To do that, machine learning comes into the picture. The technology is used by many banks today to keep an eye on the users’ spending behavior. This strategy generates the data that AI algorithms used to detect unusual transactions. 

For instance, some credit card companies put an automatic temporary block on the account of the customer if the transaction made from their account is suddenly done from a region outside their usual location. Unless the customer has informed the bank about their travel, it can be considered a possibility that their account details have been compromised.

Content generation

Machine learning can also be used to do creative work like generating artworks, writeups, marketing campaigns, social media posts, graphics, videos, vector images, etc. To generate content within a short time, machine learning tools are a perfect choice. However, even advanced machine learning algorithms are not able to achieve human creativity even now but these tools are definitely suitable for fast work.

Data management

Digital businesses deal with a huge amount of data every hour. Thus, it requires them to ensure the smoothness, safety, and accuracy of the data that is being stored and traded every minute. Machine learning systems are capable of supporting systems to make that possible. These algorithms optimize data depending on the type of the server to make them more scalable. 

Price predictions

This advantage of machine learning is used for a while now in airports, railways, and many other industries across the globe. Airports use machine learning to predict future fares. The technology uses historical data including past prices of tickets, the importance of events, the estimated number of passengers, etc to predict future ticket prices. Predictive algorithms of machine learning models are also used in sectors like retail, food delivery, etc.

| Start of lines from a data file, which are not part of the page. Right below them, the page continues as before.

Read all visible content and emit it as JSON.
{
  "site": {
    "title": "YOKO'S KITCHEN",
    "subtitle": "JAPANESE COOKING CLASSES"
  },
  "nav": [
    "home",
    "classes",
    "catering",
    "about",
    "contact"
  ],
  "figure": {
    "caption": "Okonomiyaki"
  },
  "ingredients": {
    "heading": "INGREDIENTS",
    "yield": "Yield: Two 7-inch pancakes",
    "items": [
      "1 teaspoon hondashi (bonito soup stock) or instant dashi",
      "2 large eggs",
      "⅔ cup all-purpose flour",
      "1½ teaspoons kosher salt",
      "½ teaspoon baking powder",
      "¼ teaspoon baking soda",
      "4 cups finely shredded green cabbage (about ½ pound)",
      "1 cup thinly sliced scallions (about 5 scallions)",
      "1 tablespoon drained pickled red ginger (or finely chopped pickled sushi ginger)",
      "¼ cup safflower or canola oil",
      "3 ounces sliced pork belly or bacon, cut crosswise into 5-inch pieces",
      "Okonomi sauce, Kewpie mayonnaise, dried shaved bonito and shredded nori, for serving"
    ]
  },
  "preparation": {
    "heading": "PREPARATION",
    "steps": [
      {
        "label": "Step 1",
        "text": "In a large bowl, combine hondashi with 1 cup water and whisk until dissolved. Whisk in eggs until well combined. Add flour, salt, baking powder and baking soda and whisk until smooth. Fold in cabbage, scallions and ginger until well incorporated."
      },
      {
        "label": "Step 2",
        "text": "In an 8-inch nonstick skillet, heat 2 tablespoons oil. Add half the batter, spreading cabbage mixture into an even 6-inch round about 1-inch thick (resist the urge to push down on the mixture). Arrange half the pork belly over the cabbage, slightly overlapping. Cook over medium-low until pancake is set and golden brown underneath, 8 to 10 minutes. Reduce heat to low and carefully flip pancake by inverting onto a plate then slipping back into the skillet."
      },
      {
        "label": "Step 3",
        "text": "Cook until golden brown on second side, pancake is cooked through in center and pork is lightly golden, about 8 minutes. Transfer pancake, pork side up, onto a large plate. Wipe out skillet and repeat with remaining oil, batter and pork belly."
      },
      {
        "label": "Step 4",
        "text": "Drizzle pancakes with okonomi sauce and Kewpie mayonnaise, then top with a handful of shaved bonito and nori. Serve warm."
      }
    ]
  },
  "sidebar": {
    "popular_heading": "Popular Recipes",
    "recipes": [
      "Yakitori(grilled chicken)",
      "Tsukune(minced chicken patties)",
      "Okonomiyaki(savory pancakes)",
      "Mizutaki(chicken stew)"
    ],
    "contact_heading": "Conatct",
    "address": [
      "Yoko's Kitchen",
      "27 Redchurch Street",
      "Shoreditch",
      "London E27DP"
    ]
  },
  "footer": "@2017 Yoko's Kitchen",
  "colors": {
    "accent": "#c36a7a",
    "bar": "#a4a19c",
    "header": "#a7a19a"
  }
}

Automated software testing

Increased digitization requires businesses to deploy software across business processes. However, processes like building, testing, rectifying, and release of software take time. Machine learning can ease the process by automating tasks like software testing. 

There are automated testing tools existing in the market that can check the software compatibility and performance on multiple devices and platforms to provide data such as possible errors, performance issues, etc. Before finally releasing the software, this step can help businesses in avoiding unwanted criticisms.

Wrapping up

Well, these were all common use cases of machine learning across businesses that we found suitable for listing down. Now, machine learning is an evolving technology and we still have not explored its full potential yet. Thus, these use cases that we listed down might be just a glimpse of the endless possibilities that this technology possesses. As time passes, it will be exciting to see what real-world applications of machine learning come into existence that we do not know of yet.